A giant hosta dominates the view through my sliding patio doors. Recently, I realized how pretty it looks on a hot summer afternoon when the wind blows the upper branches of the plane tree that overlooks the patio and causes shafts of sunlight to move over the bluish green leaves of the hosta. The effect makes me feel as though I've been transported to a glade deep in some forest.
But this little scene is surrounded by the larger scene of an overgrown patio, swamped by mud and moss after years of heavy rain and badly planned or unplanned drainage beyond the patio fence. The old patio pavers, where you can see them, are the brick red oblong type mottled with whitish chips, brittle but very attractive in appearance. Somebody many years ago laid them expertly to form a flat, even surface, but now violets, English ivy, Virginia creeper, wild grape and wild strawberry are thriving in the cracks and helping the mud and moss to bury the old patio. Sometimes this arrangement actually looks appealing in its own way, but some of it must go. I've acquired a distaste for ubiquitous English ivy, but the Virginia creeper and its native companions could be managed into elements of a planned shade garden.

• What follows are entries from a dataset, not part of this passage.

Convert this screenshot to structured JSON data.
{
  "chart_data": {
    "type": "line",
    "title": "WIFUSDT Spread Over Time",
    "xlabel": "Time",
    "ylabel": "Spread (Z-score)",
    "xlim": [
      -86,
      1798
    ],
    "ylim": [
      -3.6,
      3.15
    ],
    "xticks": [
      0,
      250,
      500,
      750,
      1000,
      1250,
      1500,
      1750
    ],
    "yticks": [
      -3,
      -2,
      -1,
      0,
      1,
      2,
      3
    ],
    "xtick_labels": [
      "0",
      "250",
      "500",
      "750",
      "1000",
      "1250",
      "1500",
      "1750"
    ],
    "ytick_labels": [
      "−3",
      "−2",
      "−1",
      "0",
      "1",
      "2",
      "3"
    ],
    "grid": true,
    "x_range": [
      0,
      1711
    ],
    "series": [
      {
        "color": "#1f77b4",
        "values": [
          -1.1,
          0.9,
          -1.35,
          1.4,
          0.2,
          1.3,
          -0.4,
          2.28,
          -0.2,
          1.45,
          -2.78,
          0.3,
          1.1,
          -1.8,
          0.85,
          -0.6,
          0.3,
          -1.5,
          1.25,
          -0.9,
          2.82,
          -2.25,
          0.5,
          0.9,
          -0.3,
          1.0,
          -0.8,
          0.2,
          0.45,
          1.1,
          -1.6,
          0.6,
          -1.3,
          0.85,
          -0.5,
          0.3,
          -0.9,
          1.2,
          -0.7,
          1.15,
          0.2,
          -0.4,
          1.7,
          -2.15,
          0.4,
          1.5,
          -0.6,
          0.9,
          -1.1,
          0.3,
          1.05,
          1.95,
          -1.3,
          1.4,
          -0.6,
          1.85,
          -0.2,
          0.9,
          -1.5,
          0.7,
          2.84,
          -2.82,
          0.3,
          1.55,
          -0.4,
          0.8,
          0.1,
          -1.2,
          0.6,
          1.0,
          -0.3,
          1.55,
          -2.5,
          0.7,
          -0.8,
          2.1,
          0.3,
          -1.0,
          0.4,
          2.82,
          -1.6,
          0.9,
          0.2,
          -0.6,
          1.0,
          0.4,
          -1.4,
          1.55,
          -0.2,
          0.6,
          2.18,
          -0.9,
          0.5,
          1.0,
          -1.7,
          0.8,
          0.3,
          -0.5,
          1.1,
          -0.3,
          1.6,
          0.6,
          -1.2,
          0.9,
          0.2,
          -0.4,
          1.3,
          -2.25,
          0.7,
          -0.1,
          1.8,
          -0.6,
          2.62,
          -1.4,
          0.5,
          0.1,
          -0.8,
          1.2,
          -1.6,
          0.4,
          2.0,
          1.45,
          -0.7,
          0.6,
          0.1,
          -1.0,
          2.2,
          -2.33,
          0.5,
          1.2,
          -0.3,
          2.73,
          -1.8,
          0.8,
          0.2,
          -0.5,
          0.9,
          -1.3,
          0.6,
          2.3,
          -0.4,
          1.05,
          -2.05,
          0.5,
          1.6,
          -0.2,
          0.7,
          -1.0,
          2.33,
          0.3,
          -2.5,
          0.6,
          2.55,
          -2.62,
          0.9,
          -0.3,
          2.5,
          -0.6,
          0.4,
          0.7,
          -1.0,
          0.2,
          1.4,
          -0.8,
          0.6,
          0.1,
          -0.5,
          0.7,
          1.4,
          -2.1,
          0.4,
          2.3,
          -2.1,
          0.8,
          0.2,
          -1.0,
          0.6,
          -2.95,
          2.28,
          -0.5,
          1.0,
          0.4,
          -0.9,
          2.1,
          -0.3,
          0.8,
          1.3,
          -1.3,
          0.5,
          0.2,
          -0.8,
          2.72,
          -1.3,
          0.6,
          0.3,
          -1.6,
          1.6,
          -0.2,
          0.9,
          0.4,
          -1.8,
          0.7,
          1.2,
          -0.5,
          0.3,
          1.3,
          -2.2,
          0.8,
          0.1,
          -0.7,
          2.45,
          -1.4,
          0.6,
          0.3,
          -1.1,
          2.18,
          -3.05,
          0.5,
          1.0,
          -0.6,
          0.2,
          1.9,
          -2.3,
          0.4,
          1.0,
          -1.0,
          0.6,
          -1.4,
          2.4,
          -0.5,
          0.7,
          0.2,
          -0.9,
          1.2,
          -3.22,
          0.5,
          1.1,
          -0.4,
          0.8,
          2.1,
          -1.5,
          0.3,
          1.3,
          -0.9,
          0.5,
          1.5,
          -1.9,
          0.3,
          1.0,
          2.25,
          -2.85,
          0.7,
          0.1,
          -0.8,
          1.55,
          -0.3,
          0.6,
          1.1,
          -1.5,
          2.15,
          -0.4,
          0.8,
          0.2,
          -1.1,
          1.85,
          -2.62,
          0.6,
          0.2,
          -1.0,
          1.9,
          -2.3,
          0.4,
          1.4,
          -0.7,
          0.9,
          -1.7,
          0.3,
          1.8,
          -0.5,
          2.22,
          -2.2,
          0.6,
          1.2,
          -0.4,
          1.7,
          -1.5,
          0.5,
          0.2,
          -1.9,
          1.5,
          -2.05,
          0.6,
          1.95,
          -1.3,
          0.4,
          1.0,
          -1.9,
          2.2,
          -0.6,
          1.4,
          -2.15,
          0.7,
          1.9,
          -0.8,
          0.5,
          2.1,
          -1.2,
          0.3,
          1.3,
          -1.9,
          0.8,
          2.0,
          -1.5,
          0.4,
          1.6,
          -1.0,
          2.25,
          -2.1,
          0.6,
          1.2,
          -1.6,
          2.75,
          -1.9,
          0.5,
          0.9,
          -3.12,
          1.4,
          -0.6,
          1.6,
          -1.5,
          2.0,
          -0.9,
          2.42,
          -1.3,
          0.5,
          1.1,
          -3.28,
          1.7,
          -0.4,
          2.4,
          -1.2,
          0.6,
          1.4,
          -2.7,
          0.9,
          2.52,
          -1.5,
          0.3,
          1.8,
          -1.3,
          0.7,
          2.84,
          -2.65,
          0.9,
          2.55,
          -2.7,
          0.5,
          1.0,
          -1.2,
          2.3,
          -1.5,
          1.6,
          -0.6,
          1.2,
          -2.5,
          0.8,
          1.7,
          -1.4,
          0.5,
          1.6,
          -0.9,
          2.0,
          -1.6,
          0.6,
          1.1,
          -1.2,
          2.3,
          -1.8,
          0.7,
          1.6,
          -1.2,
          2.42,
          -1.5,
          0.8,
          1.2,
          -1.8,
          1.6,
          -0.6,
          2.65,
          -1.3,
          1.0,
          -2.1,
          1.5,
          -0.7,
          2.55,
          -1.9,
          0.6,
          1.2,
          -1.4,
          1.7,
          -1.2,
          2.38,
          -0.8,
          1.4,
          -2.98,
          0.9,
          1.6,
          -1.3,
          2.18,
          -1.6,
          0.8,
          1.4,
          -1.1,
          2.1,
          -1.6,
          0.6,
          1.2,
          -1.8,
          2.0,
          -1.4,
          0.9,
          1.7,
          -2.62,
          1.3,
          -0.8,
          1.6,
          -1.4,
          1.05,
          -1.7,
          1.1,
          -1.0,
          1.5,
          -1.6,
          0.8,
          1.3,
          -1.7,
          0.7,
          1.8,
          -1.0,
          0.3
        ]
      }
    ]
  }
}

After a couple of years of eyeing this area and wondering what to do with it (while working on my front patio container garden), I began a real attack on it this week. Until last year, the concrete slab right outside the patio sliders had several wooden, slatted pallet-like platforms on it to provide a dry surface when rain flooded the patio. I wanted to get rid of these as soon as I moved in a few years ago, and discovering that they were harboring a small snake last fall finally gave me the prompt I needed, and I gradually broke them up and put them in the garbage. Today, I washed the slab with a hose and discovered that not only did it go out a little further than I thought, but it had an extension formed by more of the brick red pavers. That giant hosta actually overshadows one corner of this paver arrangement, and one can see that many years ago this was a beautiful shade garden already.
Isn't finding elements of an older garden as you develop your new garden a grand occasion? Gardens take so long to develop, and you never really finish them, so I'm not inclined to uproot completely the work of the previous gardener or gardeners. Well, I've been told by a neighbor and original resident of the complex that the first owners of my unit back in the early 1980s were two men in designing professions who had a real creative bent when it came to laying out the first garden here. I'm not sure how many of the touches I'm finding in different parts of the garden are theirs, but I know some of them are. The pavers are staying, but most of them will be dug up, cleaned and moved around. In place of the pallets, I'm trying some of the pavers on top of the concrete slab for the much-needed elevated surface. Others will form a new smaller patio area or a path. The giant hosta will continue to be one of this garden's crown jewels -- its circular mass of leaves looks so dramatic when viewed from above through an upper storey window. And then on to developing my own plantings, and I think now that it will be mainly a fern garden in this shade, with a foundation of violets, Virginia creeper, wild strawberry and even some moss.